Defra, via the Law Commision, has released a consultation document outlining their proposals to update wildlife law.
These proposals are of direct relevance to practical pest controllers, as amongst other things, they include new powers to address ‘invasive species’ – such as grey squirrels.
The current law regulating wildlife is spread over a collection of Acts dating back to 1831. The original purpose of much of the law was to govern activities such as hunting and fishing, including poaching. Over the years it has expanded to conserve certain species, ensure the welfare of wildlife and protect local biodiversity from invasive species.
|The result is a legal landscape that is out of date, confused and often contradictory. For example, the hunting, management and welfare of pheasants is governed by four separate statutes. Much of the older legislation is out of step with modern requirements, and the principal modern Act – the Wildlife and Countryside Act 1981 – has been amended to such a degree that it is difficult for any non-specialists to use.
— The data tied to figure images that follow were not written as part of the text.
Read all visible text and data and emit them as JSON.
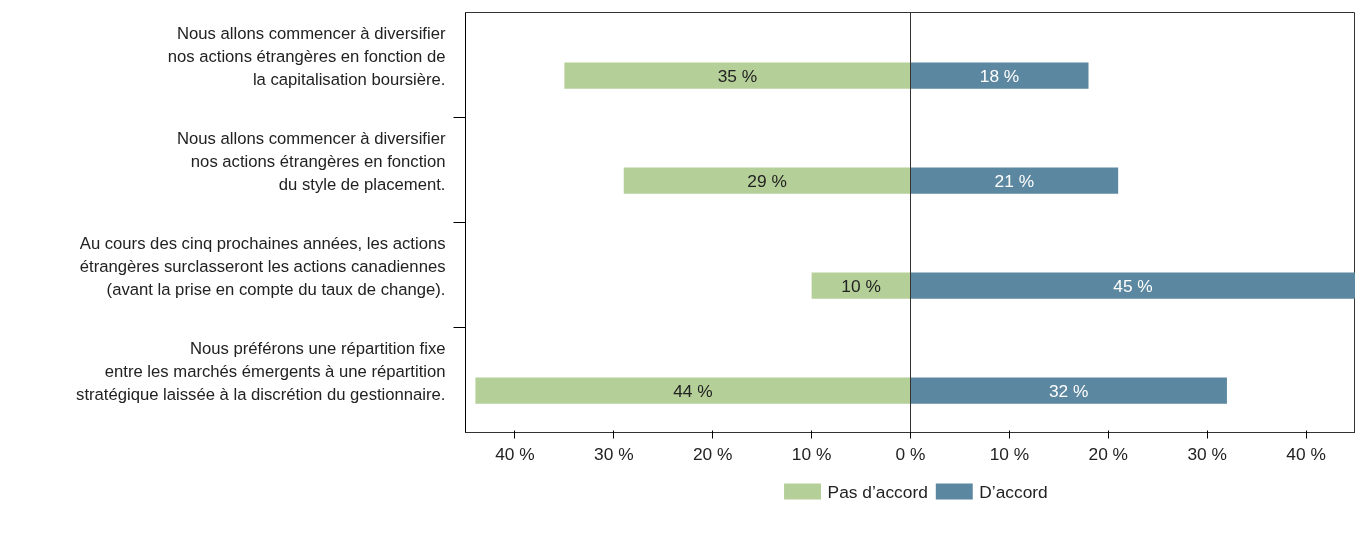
{
  "chart_data": {
    "type": "bar",
    "orientation": "horizontal",
    "categories": [
      "Nous allons commencer à diversifier\nnos actions étrangères en fonction de\nla capitalisation boursière.",
      "Nous allons commencer à diversifier\nnos actions étrangères en fonction\ndu style de placement.",
      "Au cours des cinq prochaines années, les actions\nétrangères surclasseront les actions canadiennes\n(avant la prise en compte du taux de change).",
      "Nous préférons une répartition fixe\nentre les marchés émergents à une répartition\nstratégique laissée à la discrétion du gestionnaire."
    ],
    "series": [
      {
        "name": "Pas d’accord",
        "color": "#b5cf98",
        "base": [
          -35,
          -29,
          -10,
          -44
        ],
        "values": [
          35,
          29,
          10,
          44
        ],
        "value_labels": [
          "35 %",
          "29 %",
          "10 %",
          "44 %"
        ]
      },
      {
        "name": "D’accord",
        "color": "#5b87a0",
        "values": [
          18,
          21,
          45,
          32
        ],
        "value_labels": [
          "18 %",
          "21 %",
          "45 %",
          "32 %"
        ]
      }
    ],
    "xlim": [
      -45,
      45
    ],
    "xticks": [
      {
        "value": -40,
        "label": "40 %"
      },
      {
        "value": -30,
        "label": "30 %"
      },
      {
        "value": -20,
        "label": "20 %"
      },
      {
        "value": -10,
        "label": "10 %"
      },
      {
        "value": 0,
        "label": "0 %"
      },
      {
        "value": 10,
        "label": "10 %"
      },
      {
        "value": 20,
        "label": "20 %"
      },
      {
        "value": 30,
        "label": "30 %"
      },
      {
        "value": 40,
        "label": "40 %"
      }
    ],
    "ref_lines": [
      {
        "axis": "x",
        "value": 0
      }
    ],
    "grid": false,
    "legend": "bottom"
  }
}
The proposals currently being put forward by the Law Commission aim to simplify the existing complex framework, placing wildlife law into a single statute. The new regime would reduce the current dependency on criminal law, by allowing an appropriate mix of regulatory measures such as guidance, advice and a varied and flexible system of civil sanctions – such as fines and bans.
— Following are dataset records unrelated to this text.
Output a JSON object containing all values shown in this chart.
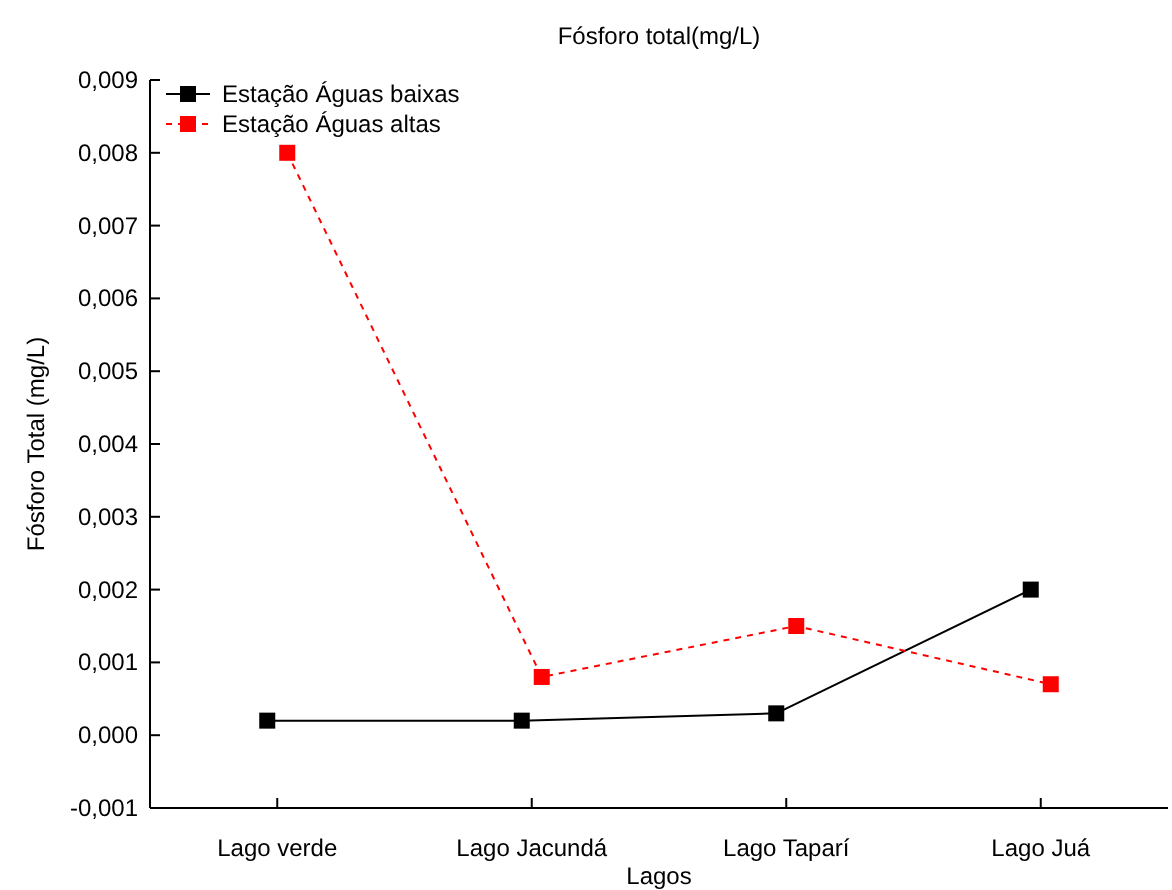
{
  "chart_data": {
    "type": "line",
    "title": "Fósforo total(mg/L)",
    "xlabel": "Lagos",
    "ylabel": "Fósforo Total (mg/L)",
    "categories": [
      "Lago verde",
      "Lago Jacundá",
      "Lago Taparí",
      "Lago Juá"
    ],
    "series": [
      {
        "name": "Estação Águas baixas",
        "color": "#000000",
        "line_style": "solid",
        "values": [
          0.0002,
          0.0002,
          0.0003,
          0.002
        ]
      },
      {
        "name": "Estação Águas altas",
        "color": "#ff0000",
        "line_style": "dashed",
        "values": [
          0.008,
          0.0008,
          0.0015,
          0.0007
        ]
      }
    ],
    "ylim": [
      -0.001,
      0.009
    ],
    "yticks": [
      {
        "value": -0.001,
        "label": "-0,001"
      },
      {
        "value": 0,
        "label": "0,000"
      },
      {
        "value": 0.001,
        "label": "0,001"
      },
      {
        "value": 0.002,
        "label": "0,002"
      },
      {
        "value": 0.003,
        "label": "0,003"
      },
      {
        "value": 0.004,
        "label": "0,004"
      },
      {
        "value": 0.005,
        "label": "0,005"
      },
      {
        "value": 0.006,
        "label": "0,006"
      },
      {
        "value": 0.007,
        "label": "0,007"
      },
      {
        "value": 0.008,
        "label": "0,008"
      },
      {
        "value": 0.009,
        "label": "0,009"
      }
    ],
    "marker": "square",
    "legend": "top left",
    "grid": false
  }
}
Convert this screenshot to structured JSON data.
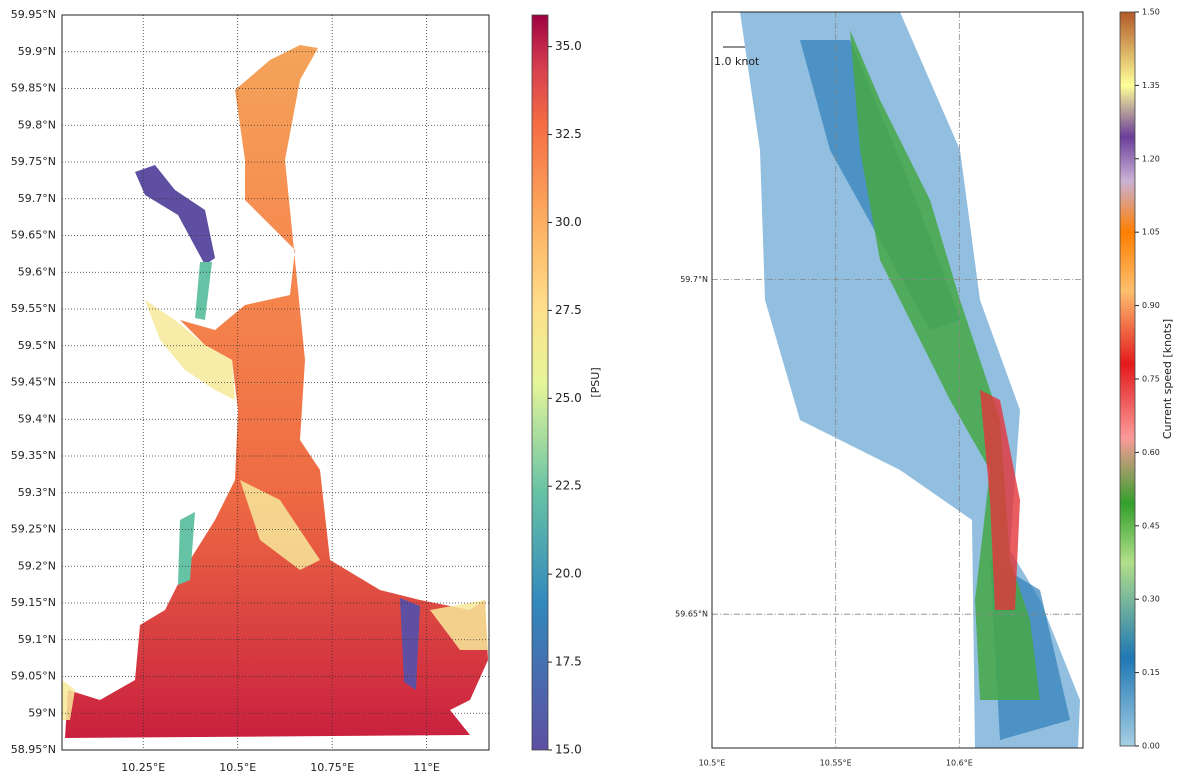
{
  "panels": [
    {
      "xlim": [
        10.035,
        11.165
      ],
      "ylim": [
        58.95,
        59.95
      ],
      "xticks": [
        {
          "value": 10.25,
          "label": "10.25°E"
        },
        {
          "value": 10.5,
          "label": "10.5°E"
        },
        {
          "value": 10.75,
          "label": "10.75°E"
        },
        {
          "value": 11,
          "label": "11°E"
        }
      ],
      "yticks": [
        {
          "value": 58.95,
          "label": "58.95°N"
        },
        {
          "value": 59,
          "label": "59°N"
        },
        {
          "value": 59.05,
          "label": "59.05°N"
        },
        {
          "value": 59.1,
          "label": "59.1°N"
        },
        {
          "value": 59.15,
          "label": "59.15°N"
        },
        {
          "value": 59.2,
          "label": "59.2°N"
        },
        {
          "value": 59.25,
          "label": "59.25°N"
        },
        {
          "value": 59.3,
          "label": "59.3°N"
        },
        {
          "value": 59.35,
          "label": "59.35°N"
        },
        {
          "value": 59.4,
          "label": "59.4°N"
        },
        {
          "value": 59.45,
          "label": "59.45°N"
        },
        {
          "value": 59.5,
          "label": "59.5°N"
        },
        {
          "value": 59.55,
          "label": "59.55°N"
        },
        {
          "value": 59.6,
          "label": "59.6°N"
        },
        {
          "value": 59.65,
          "label": "59.65°N"
        },
        {
          "value": 59.7,
          "label": "59.7°N"
        },
        {
          "value": 59.75,
          "label": "59.75°N"
        },
        {
          "value": 59.8,
          "label": "59.8°N"
        },
        {
          "value": 59.85,
          "label": "59.85°N"
        },
        {
          "value": 59.9,
          "label": "59.9°N"
        },
        {
          "value": 59.95,
          "label": "59.95°N"
        }
      ],
      "colorbar": {
        "label": "[PSU]",
        "lim": [
          15,
          35.9
        ],
        "ticks": [
          {
            "value": 15,
            "label": "15.0"
          },
          17.5,
          {
            "value": 20,
            "label": "20.0"
          },
          22.5,
          {
            "value": 25,
            "label": "25.0"
          },
          27.5,
          {
            "value": 30,
            "label": "30.0"
          },
          32.5,
          {
            "value": 35,
            "label": "35.0"
          }
        ]
      }
    },
    {
      "xlim": [
        10.5,
        10.65
      ],
      "ylim": [
        59.63,
        59.74
      ],
      "annotation": "1.0 knot",
      "xticks": [
        {
          "value": 10.5,
          "label": "10.5°E"
        },
        {
          "value": 10.55,
          "label": "10.55°E"
        },
        {
          "value": 10.6,
          "label": "10.6°E"
        }
      ],
      "yticks": [
        {
          "value": 59.65,
          "label": "59.65°N"
        },
        {
          "value": 59.7,
          "label": "59.7°N"
        }
      ],
      "colorbar": {
        "label": "Current speed [knots]",
        "lim": [
          0,
          1.5
        ],
        "ticks": [
          {
            "value": 0,
            "label": "0.00"
          },
          0.15,
          {
            "value": 0.3,
            "label": "0.30"
          },
          0.45,
          {
            "value": 0.6,
            "label": "0.60"
          },
          0.75,
          {
            "value": 0.9,
            "label": "0.90"
          },
          1.05,
          {
            "value": 1.2,
            "label": "1.20"
          },
          1.35,
          {
            "value": 1.5,
            "label": "1.50"
          }
        ]
      }
    }
  ]
}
Law Commissioner Frances Patterson QC, says: “We are seeking to achieve a balance between the needs of those people who want to manage wildlife and those who want to protect it. What we are proposing does not alter the levels of protection currently offered to wildlife but it will help people understand what their obligations and duties are and what they can and cannot do, and ensure they are properly licensed to do it.”
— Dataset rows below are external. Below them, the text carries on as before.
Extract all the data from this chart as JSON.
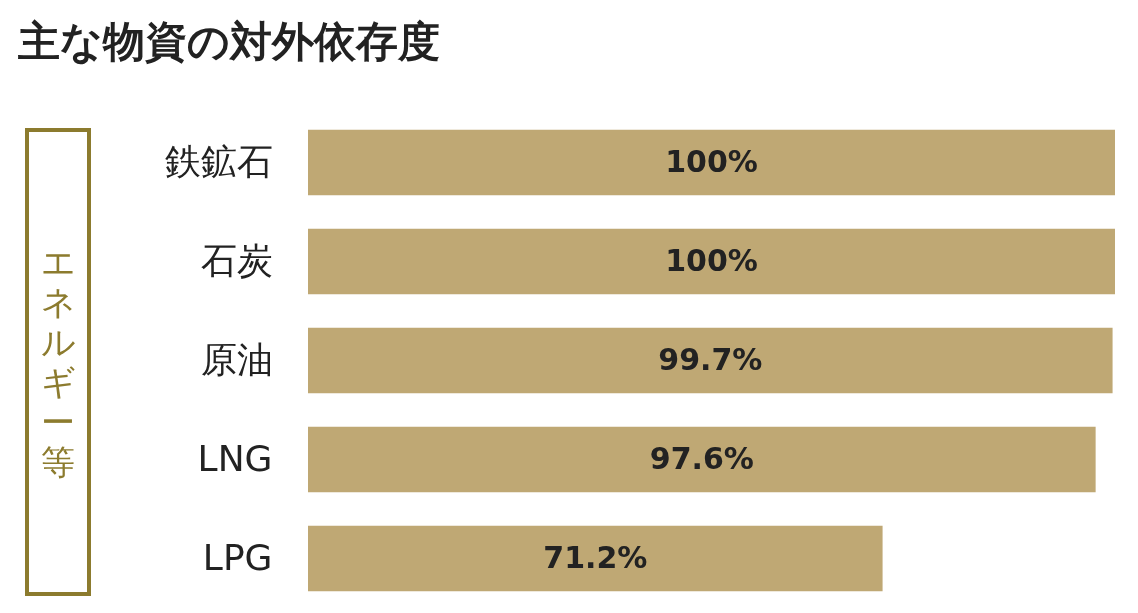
{
  "chart_data": {
    "type": "bar",
    "orientation": "horizontal",
    "title": "主な物資の対外依存度",
    "categories": [
      "鉄鉱石",
      "石炭",
      "原油",
      "LNG",
      "LPG"
    ],
    "values": [
      100,
      100,
      99.7,
      97.6,
      71.2
    ],
    "value_labels": [
      "100%",
      "100%",
      "99.7%",
      "97.6%",
      "71.2%"
    ],
    "color": "#bfa874",
    "annotations": [
      "エネルギー等"
    ]
  }
}
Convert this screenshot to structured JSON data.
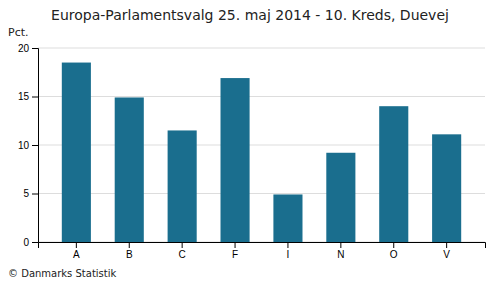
{
  "chart_data": {
    "type": "bar",
    "title": "Europa-Parlamentsvalg 25. maj 2014 - 10. Kreds, Duevej",
    "ylabel": "Pct.",
    "annotations": [
      "© Danmarks Statistik"
    ],
    "categories": [
      "A",
      "B",
      "C",
      "F",
      "I",
      "N",
      "O",
      "V"
    ],
    "values": [
      18.5,
      14.9,
      11.5,
      16.9,
      4.9,
      9.2,
      14.0,
      11.1
    ],
    "color": "#1a6e8e",
    "ylim": [
      0,
      20
    ],
    "yticks": [
      0,
      5,
      10,
      15,
      20
    ],
    "grid": true
  }
}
Time-up for invasive species?
|The Law Commission is now consulting on provisional proposals, with consultation ending 30 November 2012. The Law Commission wildlife team can be reached on email@example.com.
The full consultation papers and how to respond can be found on the Law Commission website – click here.
These proposals are likely to cause considerable controversy between those keen to stamp out ”vermin” and those who wish to preserve the status quo.